Creating a cluster with multi-architecture compute machines on IBM Z and IBM LinuxONE with z/VM

To create a cluster with multi-architecture compute machines on IBM Z® and IBM® LinuxONE (s390x) with z/VM, you must have an existing single-architecture x86_64 cluster. You can then add s390x compute machines to your OpenShift Container Platform cluster.

Before you can add s390x nodes to your cluster, you must upgrade your cluster to one that uses the multi-architecture payload. For more information on migrating to the multi-architecture payload, see Migrating to a cluster with multi-architecture compute machines.

The following procedures explain how to create a RHCOS compute machine using a z/VM instance. This will allow you to add s390x nodes to your cluster and deploy a cluster with multi-architecture compute machines.

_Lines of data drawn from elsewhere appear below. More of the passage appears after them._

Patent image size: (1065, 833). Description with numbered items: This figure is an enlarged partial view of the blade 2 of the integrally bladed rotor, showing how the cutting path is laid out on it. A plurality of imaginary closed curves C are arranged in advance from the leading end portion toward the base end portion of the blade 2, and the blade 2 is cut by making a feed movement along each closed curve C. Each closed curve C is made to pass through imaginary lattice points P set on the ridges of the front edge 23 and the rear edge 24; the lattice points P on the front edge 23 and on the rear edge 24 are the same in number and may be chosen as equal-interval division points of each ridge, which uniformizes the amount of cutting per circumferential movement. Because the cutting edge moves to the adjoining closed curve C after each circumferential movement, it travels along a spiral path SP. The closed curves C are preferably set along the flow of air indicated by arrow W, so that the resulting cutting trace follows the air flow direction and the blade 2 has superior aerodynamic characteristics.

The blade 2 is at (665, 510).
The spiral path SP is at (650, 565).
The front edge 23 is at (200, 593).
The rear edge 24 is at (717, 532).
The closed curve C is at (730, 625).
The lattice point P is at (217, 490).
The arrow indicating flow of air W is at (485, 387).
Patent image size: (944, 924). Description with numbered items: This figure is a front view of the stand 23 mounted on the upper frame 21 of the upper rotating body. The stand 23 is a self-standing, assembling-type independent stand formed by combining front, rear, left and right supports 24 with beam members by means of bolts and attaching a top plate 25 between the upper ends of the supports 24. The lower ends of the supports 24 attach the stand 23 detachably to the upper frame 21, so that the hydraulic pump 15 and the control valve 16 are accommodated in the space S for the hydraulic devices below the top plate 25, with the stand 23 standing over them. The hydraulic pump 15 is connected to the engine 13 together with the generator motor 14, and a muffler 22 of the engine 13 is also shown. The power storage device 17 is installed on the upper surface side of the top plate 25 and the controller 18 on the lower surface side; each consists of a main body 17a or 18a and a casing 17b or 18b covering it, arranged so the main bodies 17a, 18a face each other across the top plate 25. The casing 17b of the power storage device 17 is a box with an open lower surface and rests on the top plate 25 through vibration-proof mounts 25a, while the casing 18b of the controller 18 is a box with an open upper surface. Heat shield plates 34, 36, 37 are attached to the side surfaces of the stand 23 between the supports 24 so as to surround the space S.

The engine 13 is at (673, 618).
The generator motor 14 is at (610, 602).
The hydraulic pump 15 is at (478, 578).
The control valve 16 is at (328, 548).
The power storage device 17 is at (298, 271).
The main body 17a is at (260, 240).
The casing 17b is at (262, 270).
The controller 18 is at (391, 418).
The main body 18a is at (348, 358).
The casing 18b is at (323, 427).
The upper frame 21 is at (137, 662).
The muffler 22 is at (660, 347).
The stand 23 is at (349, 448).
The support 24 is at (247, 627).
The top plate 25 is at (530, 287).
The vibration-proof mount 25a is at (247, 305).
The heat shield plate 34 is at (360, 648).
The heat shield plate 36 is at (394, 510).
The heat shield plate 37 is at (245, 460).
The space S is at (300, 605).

To create an IBM Z® or IBM® LinuxONE (s390x) cluster with multi-architecture compute machines on x86_64, follow the instructions for Installing a cluster on IBM Z® and IBM® LinuxONE. You can then add x86_64 compute machines as described in Creating a cluster with multi-architecture compute machines on bare metal, IBM Power, or IBM Z.

Note

Before adding a secondary architecture node to your cluster, it is recommended to install the Multiarch Tuning Operator, and deploy a ClusterPodPlacementConfig object. For more information, see Managing workloads on multi-architecture clusters by using the Multiarch Tuning Operator.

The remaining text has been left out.